Speaker Mike Johnson told House Republicans behind closed doors Thursday that he is pursuing $1.5 trillion in spending cuts as part of the GOP’s party-line megabill, resulting in a smaller tax cuts package of $4 trillion.
The scaled-down component of President Donald Trump’s “big, beautiful bill” would present a huge challenge to House Republicans and their ability to include all of their priorities — not to mention the priorities of President Donald Trump — according to three people with direct knowledge of the speaker’s comments.
House Ways and Means Committee Republicans had been previously considering the $4 trillion tax package, as POLITICO first reported, as opposed to its original $4.5 trillion target.
Such a ceiling would also make it near impossible for House Republicans to make Trump’s expiring 2017 tax cuts permanent also while incorporating a host of Trump’s campaign promises. House Republicans have been planning for certain tax cuts and credits to sunset as a cost-saving mechanism.

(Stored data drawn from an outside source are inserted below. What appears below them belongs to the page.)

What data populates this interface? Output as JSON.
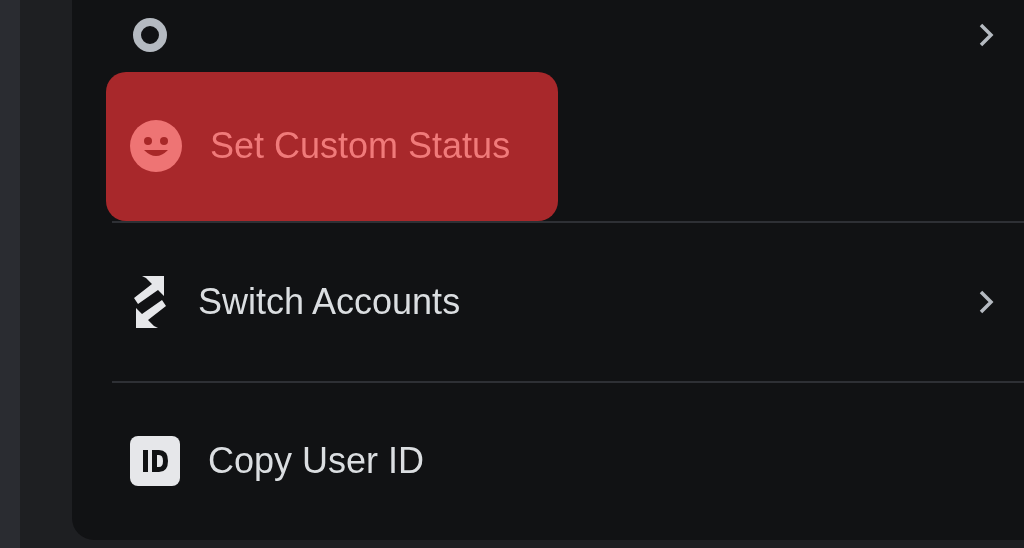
{
  "menu": {
    "items": [
      {
        "kind": "status",
        "submenu": true,
        "selected": false,
        "divider_before": false
      },
      {
        "kind": "emoji",
        "label": "Set Custom Status",
        "submenu": false,
        "selected": true,
        "divider_before": false
      },
      {
        "kind": "switch",
        "label": "Switch Accounts",
        "submenu": true,
        "selected": false,
        "divider_before": true
      },
      {
        "kind": "id",
        "label": "Copy User ID",
        "submenu": false,
        "selected": false,
        "divider_before": true
      }
    ]
  }
}
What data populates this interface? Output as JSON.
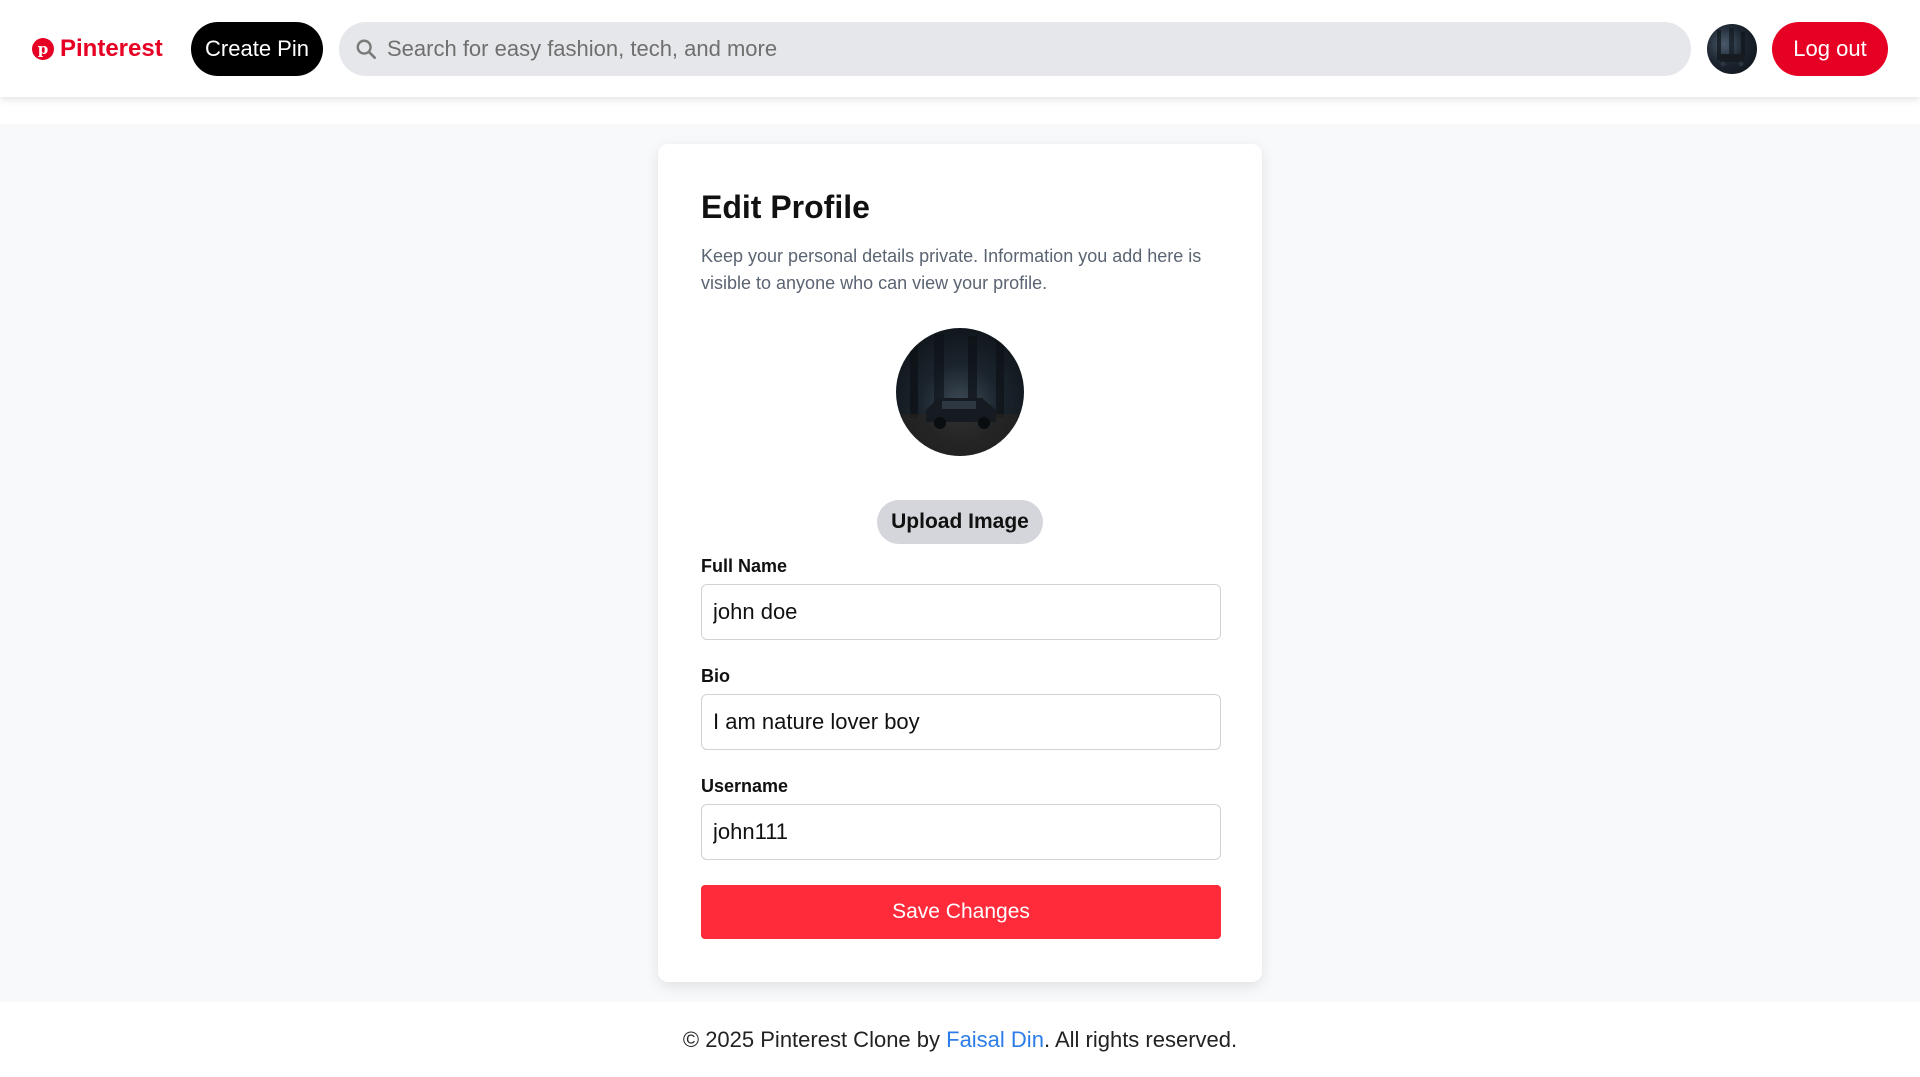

Republicans had originally planned on tackling a $4.5 trillion tax package, but they’d need to hit $2 trillion in spending cuts to make it happen after hard-liners secured a key provision in the budget resolution setting parameters for the party-line legislation. Since that time, House GOP leadership has continued to face pressure from deficit hawks to adhere to this agreement.

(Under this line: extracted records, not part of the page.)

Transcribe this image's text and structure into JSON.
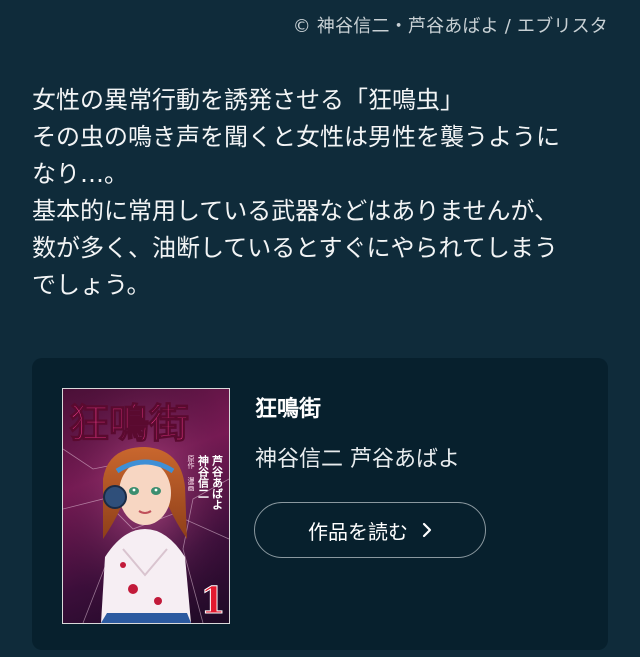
{
  "credit": "© 神谷信二・芦谷あばよ / エブリスタ",
  "description": {
    "lines": [
      "女性の異常行動を誘発させる「狂鳴虫」",
      "その虫の鳴き声を聞くと女性は男性を襲うように",
      "なり…。",
      "基本的に常用している武器などはありませんが、",
      "数が多く、油断しているとすぐにやられてしまう",
      "でしょう。"
    ]
  },
  "book": {
    "title": "狂鳴街",
    "authors": "神谷信二 芦谷あばよ",
    "read_button": "作品を読む",
    "cover": {
      "title_text": "狂鳴街",
      "credit_role_1": "原作",
      "credit_role_2": "漫画",
      "credit_name_1": "神谷信二",
      "credit_name_2": "芦谷あばよ",
      "volume": "1"
    }
  }
}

But after long-fought battles over cuts to food programs in the Agriculture Committee and Medicaid in the Energy and Commerce Committee, it’s become clear to party leaders that they’ll only able to muster $1.5 trillion in spending cuts. And they’re still scrambling to hit that number as it is.
“There is no way we’re going to hit $2 trillion,” said one senior GOP aide.
If House Republican find less than $2 trillion, then they have to reduce the amount of tax cuts dollar for dollar.
Some lawmakers suspected Johnson might forge ahead with a $4.5 trillion tax bill, anyway, and then try to steamroll hardliners on the floor. However, 32 fiscal conservatives wrote a letter to Johnson and House Majority Leader Steve Scalise on Wednesday demanding that leadership maintain the linkage between tax cuts and spending cuts.
Leadership can only afford to lose a tiny handful of members still be able to pass the bill central to enacting Trump’s domestic policy agenda.